# Tyabb Airshow 2004



## Heinz (Jun 20, 2007)

Where the hell is Tyabb you all ask 

Its a small town about 15-20kms from me. This place has a small airfield and house a mustang, 2 tiger moths and 3 harvards in their hangars. 

This was the first time I'd ever seen a spitfire fly and also the first and only time Australia's 7 flying mustangs were together. The big bonus was at the time the CA 13 Boomerang was then just flying again. And a Wirraway.
Wish we had a digital camera at the time obviously one roll of film can only go so far. 

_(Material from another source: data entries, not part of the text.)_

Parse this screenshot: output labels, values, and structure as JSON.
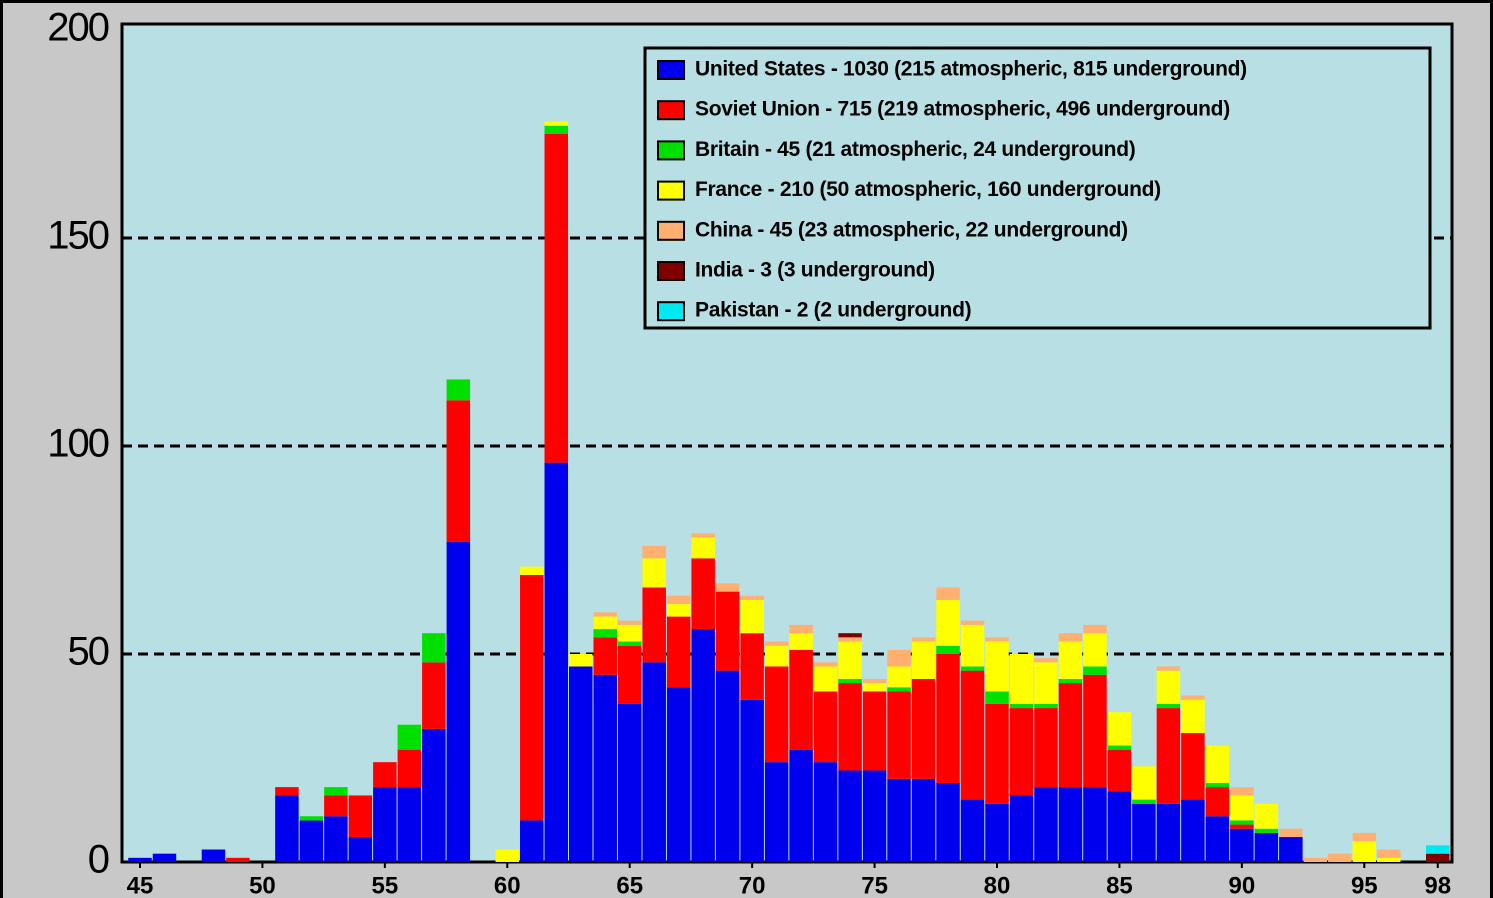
{
  "chart_data": {
    "type": "stacked_bar",
    "x": [
      45,
      46,
      47,
      48,
      49,
      50,
      51,
      52,
      53,
      54,
      55,
      56,
      57,
      58,
      59,
      60,
      61,
      62,
      63,
      64,
      65,
      66,
      67,
      68,
      69,
      70,
      71,
      72,
      73,
      74,
      75,
      76,
      77,
      78,
      79,
      80,
      81,
      82,
      83,
      84,
      85,
      86,
      87,
      88,
      89,
      90,
      91,
      92,
      93,
      94,
      95,
      96,
      97,
      98
    ],
    "xlim": [
      44.5,
      98.5
    ],
    "xticks": [
      45,
      50,
      55,
      60,
      65,
      70,
      75,
      80,
      85,
      90,
      95,
      98
    ],
    "ylim": [
      0,
      200
    ],
    "yticks": [
      0,
      50,
      100,
      150,
      200
    ],
    "grid": true,
    "legend": "top-right",
    "series": [
      {
        "name": "United States - 1030 (215 atmospheric, 815 underground)",
        "color": "#0000ee",
        "values": [
          1,
          2,
          0,
          3,
          0,
          0,
          16,
          10,
          11,
          6,
          18,
          18,
          32,
          77,
          0,
          0,
          10,
          96,
          47,
          45,
          38,
          48,
          42,
          56,
          46,
          39,
          24,
          27,
          24,
          22,
          22,
          20,
          20,
          19,
          15,
          14,
          16,
          18,
          18,
          18,
          17,
          14,
          14,
          15,
          11,
          8,
          7,
          6,
          0,
          0,
          0,
          0,
          0,
          0
        ]
      },
      {
        "name": "Soviet Union - 715 (219 atmospheric, 496 underground)",
        "color": "#ff0000",
        "values": [
          0,
          0,
          0,
          0,
          1,
          0,
          2,
          0,
          5,
          10,
          6,
          9,
          16,
          34,
          0,
          0,
          59,
          79,
          0,
          9,
          14,
          18,
          17,
          17,
          19,
          16,
          23,
          24,
          17,
          21,
          19,
          21,
          24,
          31,
          31,
          24,
          21,
          19,
          25,
          27,
          10,
          0,
          23,
          16,
          7,
          1,
          0,
          0,
          0,
          0,
          0,
          0,
          0,
          0
        ]
      },
      {
        "name": "Britain - 45 (21 atmospheric, 24 underground)",
        "color": "#00e000",
        "values": [
          0,
          0,
          0,
          0,
          0,
          0,
          0,
          1,
          2,
          0,
          0,
          6,
          7,
          5,
          0,
          0,
          0,
          2,
          0,
          2,
          1,
          0,
          0,
          0,
          0,
          0,
          0,
          0,
          0,
          1,
          0,
          1,
          0,
          2,
          1,
          3,
          1,
          1,
          1,
          2,
          1,
          1,
          1,
          0,
          1,
          1,
          1,
          0,
          0,
          0,
          0,
          0,
          0,
          0
        ]
      },
      {
        "name": "France - 210 (50 atmospheric, 160 underground)",
        "color": "#ffff00",
        "values": [
          0,
          0,
          0,
          0,
          0,
          0,
          0,
          0,
          0,
          0,
          0,
          0,
          0,
          0,
          0,
          3,
          2,
          1,
          3,
          3,
          4,
          7,
          3,
          5,
          0,
          8,
          5,
          4,
          6,
          9,
          2,
          5,
          9,
          11,
          10,
          12,
          12,
          10,
          9,
          8,
          8,
          8,
          8,
          8,
          9,
          6,
          6,
          0,
          0,
          0,
          5,
          1,
          0,
          0
        ]
      },
      {
        "name": "China - 45 (23 atmospheric, 22 underground)",
        "color": "#ffb070",
        "values": [
          0,
          0,
          0,
          0,
          0,
          0,
          0,
          0,
          0,
          0,
          0,
          0,
          0,
          0,
          0,
          0,
          0,
          0,
          0,
          1,
          1,
          3,
          2,
          1,
          2,
          1,
          1,
          2,
          1,
          1,
          1,
          4,
          1,
          3,
          1,
          1,
          0,
          1,
          2,
          2,
          0,
          0,
          1,
          1,
          0,
          2,
          0,
          2,
          1,
          2,
          2,
          2,
          0,
          0
        ]
      },
      {
        "name": "India - 3 (3 underground)",
        "color": "#800000",
        "values": [
          0,
          0,
          0,
          0,
          0,
          0,
          0,
          0,
          0,
          0,
          0,
          0,
          0,
          0,
          0,
          0,
          0,
          0,
          0,
          0,
          0,
          0,
          0,
          0,
          0,
          0,
          0,
          0,
          0,
          1,
          0,
          0,
          0,
          0,
          0,
          0,
          0,
          0,
          0,
          0,
          0,
          0,
          0,
          0,
          0,
          0,
          0,
          0,
          0,
          0,
          0,
          0,
          0,
          2
        ]
      },
      {
        "name": "Pakistan - 2 (2 underground)",
        "color": "#00e8f0",
        "values": [
          0,
          0,
          0,
          0,
          0,
          0,
          0,
          0,
          0,
          0,
          0,
          0,
          0,
          0,
          0,
          0,
          0,
          0,
          0,
          0,
          0,
          0,
          0,
          0,
          0,
          0,
          0,
          0,
          0,
          0,
          0,
          0,
          0,
          0,
          0,
          0,
          0,
          0,
          0,
          0,
          0,
          0,
          0,
          0,
          0,
          0,
          0,
          0,
          0,
          0,
          0,
          0,
          0,
          2
        ]
      }
    ]
  }
}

Some pictures taken by my father and myself, they were on film and I scanned them so quality may look iffy. No where near as good as some of you guys!

thanks for looking,
Click to enlarge.


----------



## Wildcat (Jun 20, 2007)

Very cool!


----------



## Gnomey (Jun 20, 2007)

Nice shots.


----------



## DerAdlerIstGelandet (Jun 20, 2007)

Great pics! Thanks for sharing.


----------



## Heinz (Jun 21, 2007)

thanks guys, and that chopper in your sig adler is truly awesome!


----------



## DerAdlerIstGelandet (Jun 21, 2007)

Thankyou


----------